A language kept alive on life support, literally

Benjamin Barrett gogaku at IX.NETCOM.COM
Mon Jan 21 19:13:18 UTC 2008

Historically, it's generally been the opposite: "You Indian, you better
speak English and get rid of your unchristian ways". Today, I think it's
safe to say that nearly every NA tribe in the US (for starters) has a
program or a strong interest in reviving their language. I don't think
there's any linguist trying to force native tongues on their peoples,
but there are linguists working to preserve tongues that some  peoples
aren't interested in saving just in case those peoples someday do want
to revive them.
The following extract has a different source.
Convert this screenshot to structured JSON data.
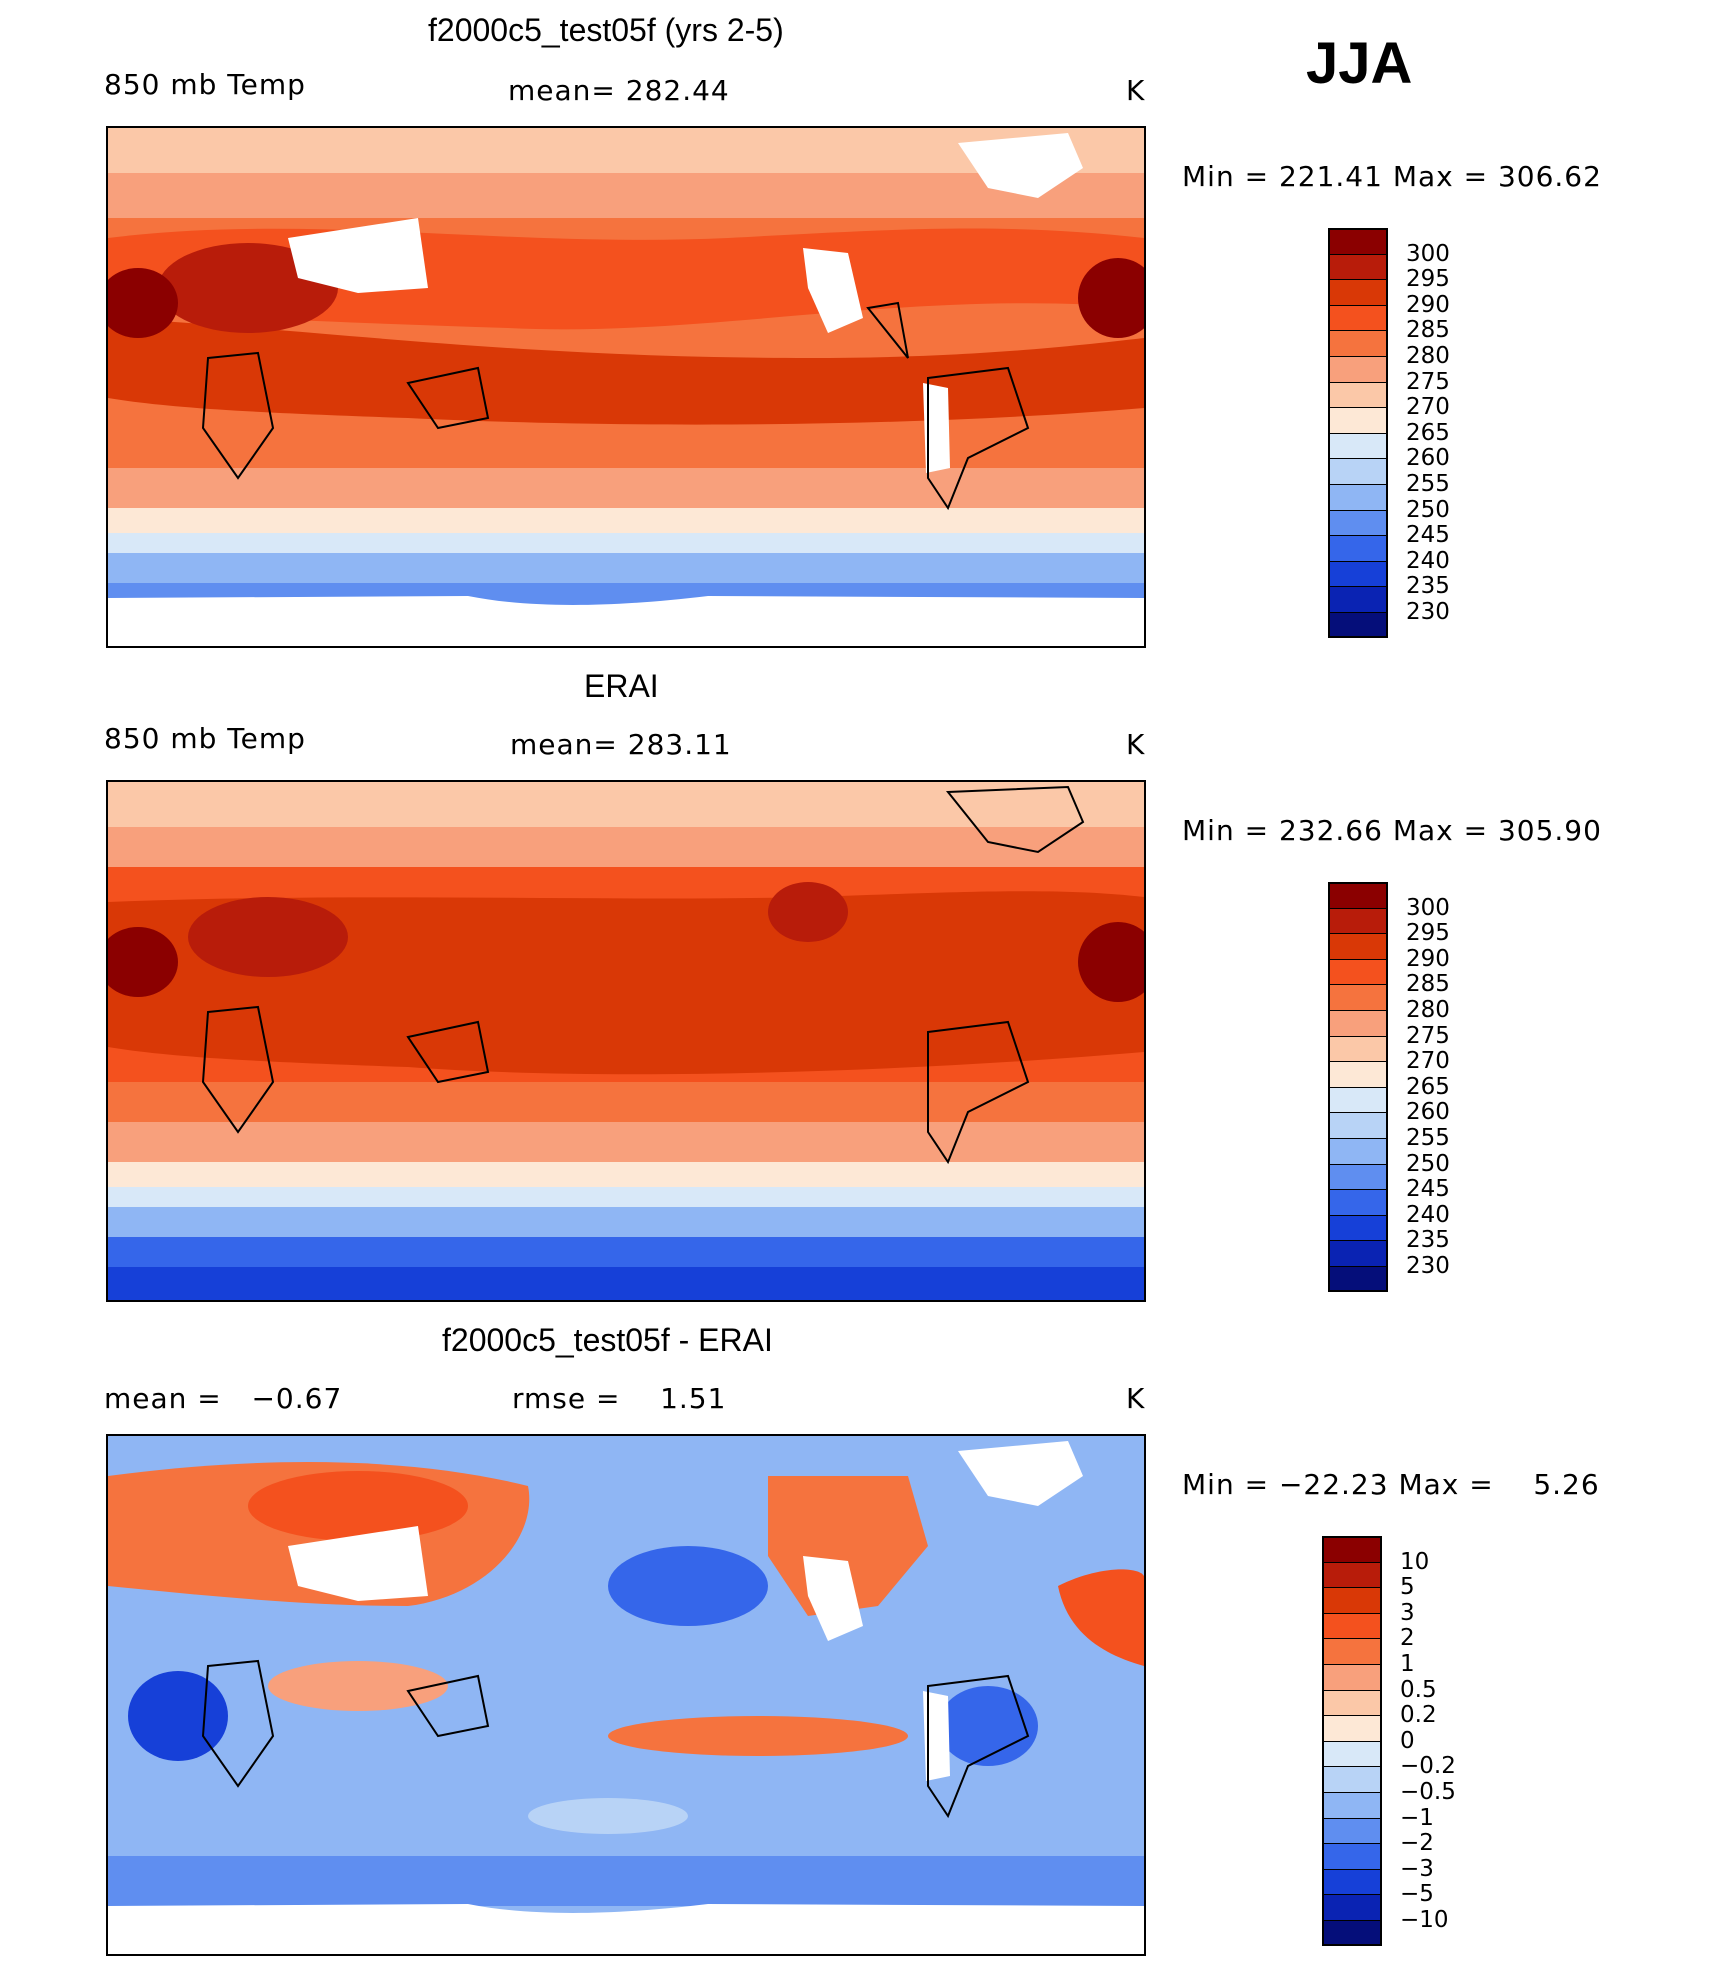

BB

Charles Doyle wrote:
> In my Milton class, when asked to explain what the literary scholars (with decorous Latinity) term Adam's "uxoriousness," I defined it (with decorous clipping) as his being "whipped." The students, nearly all white, understood immediately, perfectly, and guffawingly.
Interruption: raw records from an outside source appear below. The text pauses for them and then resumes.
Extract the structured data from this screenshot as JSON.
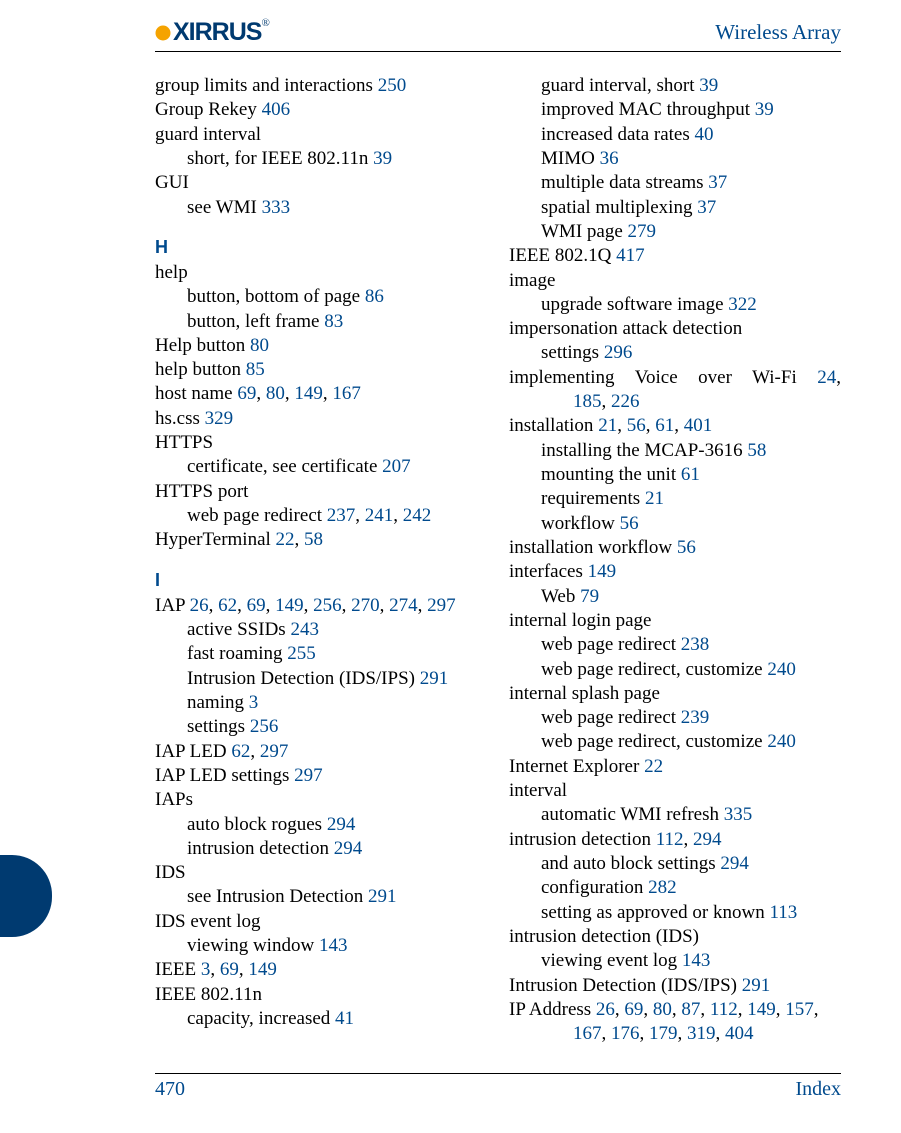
{
  "brand": {
    "name": "XIRRUS",
    "reg": "®",
    "logo_color": "#003a70",
    "dot_color": "#f5a300"
  },
  "header": {
    "title": "Wireless Array",
    "title_color": "#004a8d"
  },
  "footer": {
    "page_number": "470",
    "section": "Index",
    "color": "#004a8d"
  },
  "colors": {
    "link": "#004a8d",
    "text": "#000000",
    "tab": "#003a70"
  },
  "left": [
    {
      "t": "entry",
      "parts": [
        {
          "s": "group limits and interactions "
        },
        {
          "p": "250"
        }
      ]
    },
    {
      "t": "entry",
      "parts": [
        {
          "s": "Group Rekey "
        },
        {
          "p": "406"
        }
      ]
    },
    {
      "t": "entry",
      "parts": [
        {
          "s": "guard interval"
        }
      ]
    },
    {
      "t": "sub",
      "parts": [
        {
          "s": "short, for IEEE 802.11n "
        },
        {
          "p": "39"
        }
      ]
    },
    {
      "t": "entry",
      "parts": [
        {
          "s": "GUI"
        }
      ]
    },
    {
      "t": "sub",
      "parts": [
        {
          "s": "see WMI "
        },
        {
          "p": "333"
        }
      ]
    },
    {
      "t": "letter",
      "parts": [
        {
          "s": "H"
        }
      ]
    },
    {
      "t": "entry",
      "parts": [
        {
          "s": "help"
        }
      ]
    },
    {
      "t": "sub",
      "parts": [
        {
          "s": "button, bottom of page "
        },
        {
          "p": "86"
        }
      ]
    },
    {
      "t": "sub",
      "parts": [
        {
          "s": "button, left frame "
        },
        {
          "p": "83"
        }
      ]
    },
    {
      "t": "entry",
      "parts": [
        {
          "s": "Help button "
        },
        {
          "p": "80"
        }
      ]
    },
    {
      "t": "entry",
      "parts": [
        {
          "s": "help button "
        },
        {
          "p": "85"
        }
      ]
    },
    {
      "t": "entry",
      "parts": [
        {
          "s": "host name "
        },
        {
          "p": "69"
        },
        {
          "s": ", "
        },
        {
          "p": "80"
        },
        {
          "s": ", "
        },
        {
          "p": "149"
        },
        {
          "s": ", "
        },
        {
          "p": "167"
        }
      ]
    },
    {
      "t": "entry",
      "parts": [
        {
          "s": "hs.css "
        },
        {
          "p": "329"
        }
      ]
    },
    {
      "t": "entry",
      "parts": [
        {
          "s": "HTTPS"
        }
      ]
    },
    {
      "t": "sub",
      "parts": [
        {
          "s": "certificate, see certificate "
        },
        {
          "p": "207"
        }
      ]
    },
    {
      "t": "entry",
      "parts": [
        {
          "s": "HTTPS port"
        }
      ]
    },
    {
      "t": "sub",
      "parts": [
        {
          "s": "web page redirect "
        },
        {
          "p": "237"
        },
        {
          "s": ", "
        },
        {
          "p": "241"
        },
        {
          "s": ", "
        },
        {
          "p": "242"
        }
      ]
    },
    {
      "t": "entry",
      "parts": [
        {
          "s": "HyperTerminal "
        },
        {
          "p": "22"
        },
        {
          "s": ", "
        },
        {
          "p": "58"
        }
      ]
    },
    {
      "t": "letter",
      "parts": [
        {
          "s": "I"
        }
      ]
    },
    {
      "t": "entry",
      "parts": [
        {
          "s": "IAP "
        },
        {
          "p": "26"
        },
        {
          "s": ", "
        },
        {
          "p": "62"
        },
        {
          "s": ", "
        },
        {
          "p": "69"
        },
        {
          "s": ", "
        },
        {
          "p": "149"
        },
        {
          "s": ", "
        },
        {
          "p": "256"
        },
        {
          "s": ", "
        },
        {
          "p": "270"
        },
        {
          "s": ", "
        },
        {
          "p": "274"
        },
        {
          "s": ", "
        },
        {
          "p": "297"
        }
      ]
    },
    {
      "t": "sub",
      "parts": [
        {
          "s": "active SSIDs "
        },
        {
          "p": "243"
        }
      ]
    },
    {
      "t": "sub",
      "parts": [
        {
          "s": "fast roaming "
        },
        {
          "p": "255"
        }
      ]
    },
    {
      "t": "sub",
      "parts": [
        {
          "s": "Intrusion Detection (IDS/IPS) "
        },
        {
          "p": "291"
        }
      ]
    },
    {
      "t": "sub",
      "parts": [
        {
          "s": "naming "
        },
        {
          "p": "3"
        }
      ]
    },
    {
      "t": "sub",
      "parts": [
        {
          "s": "settings "
        },
        {
          "p": "256"
        }
      ]
    },
    {
      "t": "entry",
      "parts": [
        {
          "s": "IAP LED "
        },
        {
          "p": "62"
        },
        {
          "s": ", "
        },
        {
          "p": "297"
        }
      ]
    },
    {
      "t": "entry",
      "parts": [
        {
          "s": "IAP LED settings "
        },
        {
          "p": "297"
        }
      ]
    },
    {
      "t": "entry",
      "parts": [
        {
          "s": "IAPs"
        }
      ]
    },
    {
      "t": "sub",
      "parts": [
        {
          "s": "auto block rogues "
        },
        {
          "p": "294"
        }
      ]
    },
    {
      "t": "sub",
      "parts": [
        {
          "s": "intrusion detection "
        },
        {
          "p": "294"
        }
      ]
    },
    {
      "t": "entry",
      "parts": [
        {
          "s": "IDS"
        }
      ]
    },
    {
      "t": "sub",
      "parts": [
        {
          "s": "see Intrusion Detection "
        },
        {
          "p": "291"
        }
      ]
    },
    {
      "t": "entry",
      "parts": [
        {
          "s": "IDS event log"
        }
      ]
    },
    {
      "t": "sub",
      "parts": [
        {
          "s": "viewing window "
        },
        {
          "p": "143"
        }
      ]
    },
    {
      "t": "entry",
      "parts": [
        {
          "s": "IEEE "
        },
        {
          "p": "3"
        },
        {
          "s": ", "
        },
        {
          "p": "69"
        },
        {
          "s": ", "
        },
        {
          "p": "149"
        }
      ]
    },
    {
      "t": "entry",
      "parts": [
        {
          "s": "IEEE 802.11n"
        }
      ]
    },
    {
      "t": "sub",
      "parts": [
        {
          "s": "capacity, increased "
        },
        {
          "p": "41"
        }
      ]
    }
  ],
  "right": [
    {
      "t": "sub",
      "parts": [
        {
          "s": "guard interval, short "
        },
        {
          "p": "39"
        }
      ]
    },
    {
      "t": "sub",
      "parts": [
        {
          "s": "improved MAC throughput "
        },
        {
          "p": "39"
        }
      ]
    },
    {
      "t": "sub",
      "parts": [
        {
          "s": "increased data rates "
        },
        {
          "p": "40"
        }
      ]
    },
    {
      "t": "sub",
      "parts": [
        {
          "s": "MIMO "
        },
        {
          "p": "36"
        }
      ]
    },
    {
      "t": "sub",
      "parts": [
        {
          "s": "multiple data streams "
        },
        {
          "p": "37"
        }
      ]
    },
    {
      "t": "sub",
      "parts": [
        {
          "s": "spatial multiplexing "
        },
        {
          "p": "37"
        }
      ]
    },
    {
      "t": "sub",
      "parts": [
        {
          "s": "WMI page "
        },
        {
          "p": "279"
        }
      ]
    },
    {
      "t": "entry",
      "parts": [
        {
          "s": "IEEE 802.1Q "
        },
        {
          "p": "417"
        }
      ]
    },
    {
      "t": "entry",
      "parts": [
        {
          "s": "image"
        }
      ]
    },
    {
      "t": "sub",
      "parts": [
        {
          "s": "upgrade software image "
        },
        {
          "p": "322"
        }
      ]
    },
    {
      "t": "entry",
      "parts": [
        {
          "s": "impersonation attack detection"
        }
      ]
    },
    {
      "t": "sub",
      "parts": [
        {
          "s": "settings "
        },
        {
          "p": "296"
        }
      ]
    },
    {
      "t": "entry",
      "justify": true,
      "parts": [
        {
          "s": "implementing Voice over Wi-Fi "
        },
        {
          "p": "24"
        },
        {
          "s": ","
        }
      ]
    },
    {
      "t": "subsub",
      "parts": [
        {
          "p": "185"
        },
        {
          "s": ", "
        },
        {
          "p": "226"
        }
      ]
    },
    {
      "t": "entry",
      "parts": [
        {
          "s": "installation "
        },
        {
          "p": "21"
        },
        {
          "s": ", "
        },
        {
          "p": "56"
        },
        {
          "s": ", "
        },
        {
          "p": "61"
        },
        {
          "s": ", "
        },
        {
          "p": "401"
        }
      ]
    },
    {
      "t": "sub",
      "parts": [
        {
          "s": "installing the MCAP-3616 "
        },
        {
          "p": "58"
        }
      ]
    },
    {
      "t": "sub",
      "parts": [
        {
          "s": "mounting the unit "
        },
        {
          "p": "61"
        }
      ]
    },
    {
      "t": "sub",
      "parts": [
        {
          "s": "requirements "
        },
        {
          "p": "21"
        }
      ]
    },
    {
      "t": "sub",
      "parts": [
        {
          "s": "workflow "
        },
        {
          "p": "56"
        }
      ]
    },
    {
      "t": "entry",
      "parts": [
        {
          "s": "installation workflow "
        },
        {
          "p": "56"
        }
      ]
    },
    {
      "t": "entry",
      "parts": [
        {
          "s": "interfaces "
        },
        {
          "p": "149"
        }
      ]
    },
    {
      "t": "sub",
      "parts": [
        {
          "s": "Web "
        },
        {
          "p": "79"
        }
      ]
    },
    {
      "t": "entry",
      "parts": [
        {
          "s": "internal login page"
        }
      ]
    },
    {
      "t": "sub",
      "parts": [
        {
          "s": "web page redirect "
        },
        {
          "p": "238"
        }
      ]
    },
    {
      "t": "sub",
      "parts": [
        {
          "s": "web page redirect, customize "
        },
        {
          "p": "240"
        }
      ]
    },
    {
      "t": "entry",
      "parts": [
        {
          "s": "internal splash page"
        }
      ]
    },
    {
      "t": "sub",
      "parts": [
        {
          "s": "web page redirect "
        },
        {
          "p": "239"
        }
      ]
    },
    {
      "t": "sub",
      "parts": [
        {
          "s": "web page redirect, customize "
        },
        {
          "p": "240"
        }
      ]
    },
    {
      "t": "entry",
      "parts": [
        {
          "s": "Internet Explorer "
        },
        {
          "p": "22"
        }
      ]
    },
    {
      "t": "entry",
      "parts": [
        {
          "s": "interval"
        }
      ]
    },
    {
      "t": "sub",
      "parts": [
        {
          "s": "automatic WMI refresh "
        },
        {
          "p": "335"
        }
      ]
    },
    {
      "t": "entry",
      "parts": [
        {
          "s": "intrusion detection "
        },
        {
          "p": "112"
        },
        {
          "s": ", "
        },
        {
          "p": "294"
        }
      ]
    },
    {
      "t": "sub",
      "parts": [
        {
          "s": "and auto block settings "
        },
        {
          "p": "294"
        }
      ]
    },
    {
      "t": "sub",
      "parts": [
        {
          "s": "configuration "
        },
        {
          "p": "282"
        }
      ]
    },
    {
      "t": "sub",
      "parts": [
        {
          "s": "setting as approved or known "
        },
        {
          "p": "113"
        }
      ]
    },
    {
      "t": "entry",
      "parts": [
        {
          "s": "intrusion detection (IDS)"
        }
      ]
    },
    {
      "t": "sub",
      "parts": [
        {
          "s": "viewing event log "
        },
        {
          "p": "143"
        }
      ]
    },
    {
      "t": "entry",
      "parts": [
        {
          "s": "Intrusion Detection (IDS/IPS) "
        },
        {
          "p": "291"
        }
      ]
    },
    {
      "t": "entry",
      "parts": [
        {
          "s": "IP Address "
        },
        {
          "p": "26"
        },
        {
          "s": ", "
        },
        {
          "p": "69"
        },
        {
          "s": ", "
        },
        {
          "p": "80"
        },
        {
          "s": ", "
        },
        {
          "p": "87"
        },
        {
          "s": ", "
        },
        {
          "p": "112"
        },
        {
          "s": ", "
        },
        {
          "p": "149"
        },
        {
          "s": ", "
        },
        {
          "p": "157"
        },
        {
          "s": ","
        }
      ]
    },
    {
      "t": "subsub",
      "parts": [
        {
          "p": "167"
        },
        {
          "s": ", "
        },
        {
          "p": "176"
        },
        {
          "s": ", "
        },
        {
          "p": "179"
        },
        {
          "s": ", "
        },
        {
          "p": "319"
        },
        {
          "s": ", "
        },
        {
          "p": "404"
        }
      ]
    }
  ]
}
> But I agree with Wilson's (and Dennis B's) point about language preservation. It's a form of prescriptivism: "You, little peasant native boy, ought to talk like your great-grandparents!"
> --Charlie
> ____________________________________________________________
> ---- Original message ----
>> Date: Sat, 19 Jan 2008 20:23:20 +0000
>> From: ronbutters at AOL.COM
>> Well, "pussy-whipped" is not an exclusively BE expression. It seems to me likely that it did not even originate in BE.
>> -----------------------------
>> Wilson writes:
>> there are even expressions in BE that can't quite be translated into sE, e.g. "pussy-whipped" is not simply an obscene way of saying "hen-pecked."